NUIM HIDAYAT

Waspada, Nadiem Makarim akan Ubah UU Sisdiknas

Thamrin Amal Tamagola, Sosiolog UI, malahan menentang RUU Sisdiknas yang dianggapnya terlalu menekankan aspek moralitas. “Yang sangat menonjol dalam penekanannya justru masalah ibadah kepada Tuhan dan moralitas. Padahal masalah yang harus dikembangkan adalah kemanusiaan yang adil dan beradab yang mengarah kepada kepedulian kemanusiaan yang harus diberikan kepada anak didik,” kata Thamrin.

Sedangkan Frans Magnis melihat bahwa dalam RUU ini pemerintah terlalu banyak mencampuri urusan agama masyarakat. Menurutnya setiap orang berhak mendapatkan pendidikan agama, tetapi negara tidak bisa mewajibkan mewajibkan hal ini. Untuk sekolah swasta, kata Magnis, seharusnya tidak ada tekanan kepada orang tua untuk mengikuti pendidikan agama. Sebaliknya sekolah swasta mempunyai hak untuk memilih guru yang tepat bagi sekolahnya dan tidak boleh diangkat pemerintah.

Ancaman untuk disintegrasi dari Indonesia –seperti dilakukan oleh Timtim dulu dan GAM- lebih nyata diungkap oleh Ketua Komisi E DPRD Papua, Hulda Wanggober. Ia mengancam Papua akan pisah kalau RUU disahkan. “Kalau memang pemerintah pusat membuat hal seperti itu dan memaksakan kehendaknya, maka itu berarti menyuruh kita untuk pisah dari Negara Kesatuan Republik Indonesia. Kalau mau pisah ngomonglah baik-baik, bilang Papua sampai di sini negara kita, silakan mengatur dan berjalan sendiri-sendiri,” tegas anggota DPR Fraksi Golkar ini.

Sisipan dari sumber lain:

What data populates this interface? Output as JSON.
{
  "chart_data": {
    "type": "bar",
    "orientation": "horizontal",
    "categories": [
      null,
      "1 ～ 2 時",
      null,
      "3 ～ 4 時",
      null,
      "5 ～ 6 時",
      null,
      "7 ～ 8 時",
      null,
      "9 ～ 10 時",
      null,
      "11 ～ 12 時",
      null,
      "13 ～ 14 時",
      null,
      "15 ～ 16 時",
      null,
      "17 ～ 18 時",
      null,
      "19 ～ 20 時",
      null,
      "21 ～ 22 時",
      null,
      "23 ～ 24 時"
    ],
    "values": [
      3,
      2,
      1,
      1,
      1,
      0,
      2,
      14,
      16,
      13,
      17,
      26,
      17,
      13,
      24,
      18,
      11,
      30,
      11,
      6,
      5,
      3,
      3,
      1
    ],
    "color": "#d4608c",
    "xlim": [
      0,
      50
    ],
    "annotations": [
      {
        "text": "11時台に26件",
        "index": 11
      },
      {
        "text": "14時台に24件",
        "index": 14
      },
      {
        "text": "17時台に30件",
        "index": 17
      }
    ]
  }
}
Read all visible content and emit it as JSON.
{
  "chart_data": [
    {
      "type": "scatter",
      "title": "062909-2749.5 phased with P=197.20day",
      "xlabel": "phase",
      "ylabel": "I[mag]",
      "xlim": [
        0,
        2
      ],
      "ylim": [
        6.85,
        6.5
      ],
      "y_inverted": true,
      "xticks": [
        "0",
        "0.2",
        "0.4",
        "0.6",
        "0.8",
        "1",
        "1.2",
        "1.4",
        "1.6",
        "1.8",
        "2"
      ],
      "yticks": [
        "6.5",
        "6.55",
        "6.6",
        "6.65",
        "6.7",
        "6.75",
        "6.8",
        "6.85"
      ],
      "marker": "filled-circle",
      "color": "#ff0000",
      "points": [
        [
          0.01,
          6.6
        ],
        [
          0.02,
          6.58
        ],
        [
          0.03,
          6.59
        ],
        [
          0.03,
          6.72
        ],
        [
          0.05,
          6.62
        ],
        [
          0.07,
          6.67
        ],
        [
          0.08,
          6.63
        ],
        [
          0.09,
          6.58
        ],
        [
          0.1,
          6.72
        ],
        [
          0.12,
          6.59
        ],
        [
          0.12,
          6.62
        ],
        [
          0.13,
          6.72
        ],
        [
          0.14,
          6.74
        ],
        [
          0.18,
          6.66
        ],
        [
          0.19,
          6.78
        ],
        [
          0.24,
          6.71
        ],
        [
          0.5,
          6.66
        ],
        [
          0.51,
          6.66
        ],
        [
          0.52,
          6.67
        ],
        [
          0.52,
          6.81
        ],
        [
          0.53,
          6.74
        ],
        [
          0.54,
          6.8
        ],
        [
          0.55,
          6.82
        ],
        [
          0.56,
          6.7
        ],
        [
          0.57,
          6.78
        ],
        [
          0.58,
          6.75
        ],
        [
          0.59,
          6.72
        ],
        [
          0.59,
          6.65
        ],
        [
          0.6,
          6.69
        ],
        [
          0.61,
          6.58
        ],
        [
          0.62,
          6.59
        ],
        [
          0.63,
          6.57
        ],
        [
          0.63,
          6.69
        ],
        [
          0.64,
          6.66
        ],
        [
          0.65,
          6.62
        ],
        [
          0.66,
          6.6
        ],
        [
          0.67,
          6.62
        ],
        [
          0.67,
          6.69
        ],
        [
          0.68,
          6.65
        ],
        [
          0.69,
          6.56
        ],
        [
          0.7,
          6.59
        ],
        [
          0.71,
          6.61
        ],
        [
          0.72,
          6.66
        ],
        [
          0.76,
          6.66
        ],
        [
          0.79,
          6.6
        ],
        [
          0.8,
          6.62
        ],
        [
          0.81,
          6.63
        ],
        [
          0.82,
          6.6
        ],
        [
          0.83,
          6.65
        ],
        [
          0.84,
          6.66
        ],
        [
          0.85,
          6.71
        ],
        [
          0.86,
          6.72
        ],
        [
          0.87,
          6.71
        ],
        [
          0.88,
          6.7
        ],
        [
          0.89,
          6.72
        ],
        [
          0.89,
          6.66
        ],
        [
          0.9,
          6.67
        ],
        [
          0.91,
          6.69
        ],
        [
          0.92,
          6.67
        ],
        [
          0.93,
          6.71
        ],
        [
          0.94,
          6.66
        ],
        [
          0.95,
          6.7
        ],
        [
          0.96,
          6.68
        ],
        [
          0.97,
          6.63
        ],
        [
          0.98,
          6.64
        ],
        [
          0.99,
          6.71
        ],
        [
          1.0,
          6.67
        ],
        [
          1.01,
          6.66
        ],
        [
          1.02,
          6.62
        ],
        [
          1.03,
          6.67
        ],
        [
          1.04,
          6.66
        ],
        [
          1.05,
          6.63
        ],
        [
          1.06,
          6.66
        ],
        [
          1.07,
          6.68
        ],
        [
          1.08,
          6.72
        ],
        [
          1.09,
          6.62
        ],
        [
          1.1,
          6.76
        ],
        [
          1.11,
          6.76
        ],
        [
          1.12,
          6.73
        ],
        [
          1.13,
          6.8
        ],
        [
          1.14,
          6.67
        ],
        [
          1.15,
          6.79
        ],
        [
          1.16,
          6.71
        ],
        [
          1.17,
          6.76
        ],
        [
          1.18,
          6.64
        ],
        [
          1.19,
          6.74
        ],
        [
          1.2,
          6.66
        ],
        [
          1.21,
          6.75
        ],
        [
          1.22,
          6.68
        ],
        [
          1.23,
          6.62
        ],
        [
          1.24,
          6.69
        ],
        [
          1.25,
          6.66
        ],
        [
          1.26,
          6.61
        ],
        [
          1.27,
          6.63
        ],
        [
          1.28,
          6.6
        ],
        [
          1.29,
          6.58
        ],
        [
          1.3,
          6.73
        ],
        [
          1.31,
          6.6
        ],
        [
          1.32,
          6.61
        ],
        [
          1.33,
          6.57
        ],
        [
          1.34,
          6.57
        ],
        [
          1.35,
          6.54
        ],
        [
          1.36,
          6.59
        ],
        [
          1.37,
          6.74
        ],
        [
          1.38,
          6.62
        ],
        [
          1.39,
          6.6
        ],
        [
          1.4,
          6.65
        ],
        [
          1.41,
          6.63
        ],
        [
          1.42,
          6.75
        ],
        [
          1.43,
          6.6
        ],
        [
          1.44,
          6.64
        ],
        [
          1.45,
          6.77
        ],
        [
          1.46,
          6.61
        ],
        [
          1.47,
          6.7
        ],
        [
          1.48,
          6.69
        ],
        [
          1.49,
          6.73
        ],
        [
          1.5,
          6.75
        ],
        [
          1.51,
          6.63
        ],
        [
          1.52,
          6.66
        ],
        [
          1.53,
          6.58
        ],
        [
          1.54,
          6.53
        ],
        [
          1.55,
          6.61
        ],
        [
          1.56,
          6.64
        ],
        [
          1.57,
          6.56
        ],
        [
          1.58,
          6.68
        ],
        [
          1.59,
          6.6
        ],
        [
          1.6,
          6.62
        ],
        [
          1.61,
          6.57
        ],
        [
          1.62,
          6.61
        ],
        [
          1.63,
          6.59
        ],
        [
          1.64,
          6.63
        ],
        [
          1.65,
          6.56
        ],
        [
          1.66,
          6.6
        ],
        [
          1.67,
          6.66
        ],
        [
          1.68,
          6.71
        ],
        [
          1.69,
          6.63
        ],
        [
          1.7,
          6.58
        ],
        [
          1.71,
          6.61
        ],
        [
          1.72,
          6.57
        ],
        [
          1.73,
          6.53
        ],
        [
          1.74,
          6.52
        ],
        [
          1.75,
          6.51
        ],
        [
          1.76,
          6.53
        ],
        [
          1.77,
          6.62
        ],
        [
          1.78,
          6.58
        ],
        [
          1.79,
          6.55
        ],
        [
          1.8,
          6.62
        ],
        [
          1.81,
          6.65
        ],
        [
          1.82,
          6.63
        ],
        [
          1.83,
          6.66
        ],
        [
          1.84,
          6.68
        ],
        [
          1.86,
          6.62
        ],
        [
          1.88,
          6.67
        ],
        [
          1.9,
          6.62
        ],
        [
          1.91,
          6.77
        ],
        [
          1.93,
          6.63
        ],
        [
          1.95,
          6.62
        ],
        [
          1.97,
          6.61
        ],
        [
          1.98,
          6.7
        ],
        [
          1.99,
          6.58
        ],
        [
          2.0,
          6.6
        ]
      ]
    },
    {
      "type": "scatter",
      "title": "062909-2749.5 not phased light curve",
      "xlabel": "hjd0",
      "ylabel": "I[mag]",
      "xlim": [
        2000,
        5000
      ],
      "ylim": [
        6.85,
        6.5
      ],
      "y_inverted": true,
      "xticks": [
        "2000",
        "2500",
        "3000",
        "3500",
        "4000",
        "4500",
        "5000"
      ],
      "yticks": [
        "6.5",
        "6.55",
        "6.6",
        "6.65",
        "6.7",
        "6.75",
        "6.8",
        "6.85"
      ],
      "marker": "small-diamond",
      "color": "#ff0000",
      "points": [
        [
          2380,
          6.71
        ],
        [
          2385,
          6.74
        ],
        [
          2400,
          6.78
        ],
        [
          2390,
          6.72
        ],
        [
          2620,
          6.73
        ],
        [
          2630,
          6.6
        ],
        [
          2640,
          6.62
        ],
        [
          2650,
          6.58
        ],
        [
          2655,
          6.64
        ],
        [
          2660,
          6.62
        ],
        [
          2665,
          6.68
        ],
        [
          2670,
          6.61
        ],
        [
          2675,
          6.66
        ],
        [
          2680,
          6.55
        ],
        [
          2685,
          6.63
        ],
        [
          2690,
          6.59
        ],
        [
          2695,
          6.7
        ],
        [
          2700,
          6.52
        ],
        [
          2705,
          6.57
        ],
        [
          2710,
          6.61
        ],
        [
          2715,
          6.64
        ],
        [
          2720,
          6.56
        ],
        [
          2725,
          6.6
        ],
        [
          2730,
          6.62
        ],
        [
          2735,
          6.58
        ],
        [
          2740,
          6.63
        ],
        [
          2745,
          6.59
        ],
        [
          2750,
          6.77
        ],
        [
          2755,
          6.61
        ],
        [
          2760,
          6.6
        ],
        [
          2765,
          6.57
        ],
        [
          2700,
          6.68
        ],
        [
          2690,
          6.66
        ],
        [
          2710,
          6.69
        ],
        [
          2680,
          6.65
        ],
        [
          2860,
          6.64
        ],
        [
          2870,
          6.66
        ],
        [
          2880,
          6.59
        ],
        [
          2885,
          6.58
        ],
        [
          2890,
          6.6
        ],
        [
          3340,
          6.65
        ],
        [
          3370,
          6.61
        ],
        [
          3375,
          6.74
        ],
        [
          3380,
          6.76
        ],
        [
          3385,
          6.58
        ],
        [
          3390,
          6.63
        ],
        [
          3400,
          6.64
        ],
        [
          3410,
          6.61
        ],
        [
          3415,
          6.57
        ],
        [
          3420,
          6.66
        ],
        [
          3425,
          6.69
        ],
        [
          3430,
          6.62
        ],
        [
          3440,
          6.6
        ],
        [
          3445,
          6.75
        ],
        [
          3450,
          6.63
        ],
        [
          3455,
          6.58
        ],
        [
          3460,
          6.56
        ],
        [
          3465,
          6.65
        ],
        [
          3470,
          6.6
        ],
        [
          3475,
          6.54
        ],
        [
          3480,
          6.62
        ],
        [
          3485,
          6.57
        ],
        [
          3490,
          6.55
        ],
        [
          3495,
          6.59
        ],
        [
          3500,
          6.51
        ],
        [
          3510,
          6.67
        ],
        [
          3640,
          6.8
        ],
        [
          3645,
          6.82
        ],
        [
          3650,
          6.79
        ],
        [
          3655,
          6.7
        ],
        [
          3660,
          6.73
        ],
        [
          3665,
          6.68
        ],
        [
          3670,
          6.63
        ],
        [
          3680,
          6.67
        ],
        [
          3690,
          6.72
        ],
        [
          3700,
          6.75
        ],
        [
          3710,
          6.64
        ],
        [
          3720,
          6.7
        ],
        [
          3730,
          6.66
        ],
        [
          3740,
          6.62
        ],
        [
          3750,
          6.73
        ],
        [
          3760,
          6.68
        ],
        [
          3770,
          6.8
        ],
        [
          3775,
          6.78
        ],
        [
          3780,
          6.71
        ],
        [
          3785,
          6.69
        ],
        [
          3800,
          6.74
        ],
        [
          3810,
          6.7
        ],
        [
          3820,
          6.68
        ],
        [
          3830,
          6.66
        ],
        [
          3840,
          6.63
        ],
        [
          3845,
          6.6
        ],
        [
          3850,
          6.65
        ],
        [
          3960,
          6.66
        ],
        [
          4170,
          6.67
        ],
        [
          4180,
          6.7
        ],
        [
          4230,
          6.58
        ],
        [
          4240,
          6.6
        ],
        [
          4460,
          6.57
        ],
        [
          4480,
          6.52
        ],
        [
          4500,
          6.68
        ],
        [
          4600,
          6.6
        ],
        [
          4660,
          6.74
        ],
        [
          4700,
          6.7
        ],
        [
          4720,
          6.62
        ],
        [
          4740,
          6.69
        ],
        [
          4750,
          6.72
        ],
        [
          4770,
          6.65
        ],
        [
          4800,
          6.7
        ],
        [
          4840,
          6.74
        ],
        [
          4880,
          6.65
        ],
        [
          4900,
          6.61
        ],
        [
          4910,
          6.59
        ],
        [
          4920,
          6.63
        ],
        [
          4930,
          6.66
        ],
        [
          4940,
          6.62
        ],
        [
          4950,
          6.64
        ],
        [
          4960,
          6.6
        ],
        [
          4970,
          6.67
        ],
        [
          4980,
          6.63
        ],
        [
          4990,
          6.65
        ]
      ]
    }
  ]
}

Tabloid ini juga mencurigai adanya peranan ICMI dalam pengesahan UU Sisdiknas itu. Mengutip pendapat Wakil Sekjen PKB, Hermawi F Taslim, Warta Kristiani menyatakan, ”Ngototnya pemerintah dalam hal ini diwakili Menteri Pendidikan Nasional Malik Fadjar yang juga pentolan ICMI, merasa berkepentingan terhadap pengesahan RUU tersebut.”

Selain melakukan penggalangan opini, kelompok Kristen Katolik juga melakukan penggalangan demo besar-besaran di daerah-daerah dan di sekolah-sekolah Kristen. Di DPR, wakil-wakil Kristen di daerah-daerah seperti Papua dan Sulawesi Utara, bergantian mendatangi DPR Pusat mengancam disintegrasi bila RUU itu disahkan.

Meski RUU itu belum sepenuhnya menyuarakan aspirasi umat Islam, kelompok Kristen telah berusaha mati-matian melakukan penentangan, termasuk dalam Rapat Paripurna DPR. Dalam Rapat Paripurna DPR 10 Juni 2003 lalu, lewat FPDIP, kelompok Kristen melakukan pemboikotan jalannya sidang sehingga siding harus diskors dua kali untuk memenuhi angka kuorum.

Tapi ketika jumlah anggota DPR mencapai angka kuorum –bisa saat itu juga secara aklamasi RUU disahkan- FPDIP secara licik mengutus Panda Nababan dan Roy BB Janis untuk melakukan lobi menunda RUU itu. FPDIP minta disahkan tanggal 17 Juni, dengan alasan sosialisasi harus dilakukan lebih dulu ke masyarakat, beberapa fraksi menyetujui. Kehadiran FPDIP dalam lobi ini cukup aneh, karena tidak ada satu orang pun dari FPDIP yang membubuhkan tanda tangan kehadiran dalam siding itu.

Ketika dibawa ke Sidang Paripurna, ‘fraksi-fraksi Islam’ menolak usulan FPDIP itu. Menurut Hamdan Zoelva, bila substansi RUU sudah disetujui, maka dalam waktu 24 jam RUU itu harus disahkan. Terjadi lagi lobi berulang-ulang. FPDIP tetap ngotot minta tanggal 17 Juni. Akhirnya lewat debat yang panjang diputuskan Rapat Paripurna ditunda tanggal 11 Juni 2003. Kemudian akhirnya RUU itu disahkan, tanpa kehadiran satu orang pun dari FPDIP.”

Beberapa pasal yang dimasalahkan mereka adalah:

Pasal 1 ayat 5 yang berisi, ”Pendidikan Nasional adalah pendidikan yang berdasarkan Pancasila dan UUD 1945 dan perubahannya, yang bersumber pada ajaran agama, keanekaragaman budaya Indonesia, serta tanggap terhadap perubahan zaman.”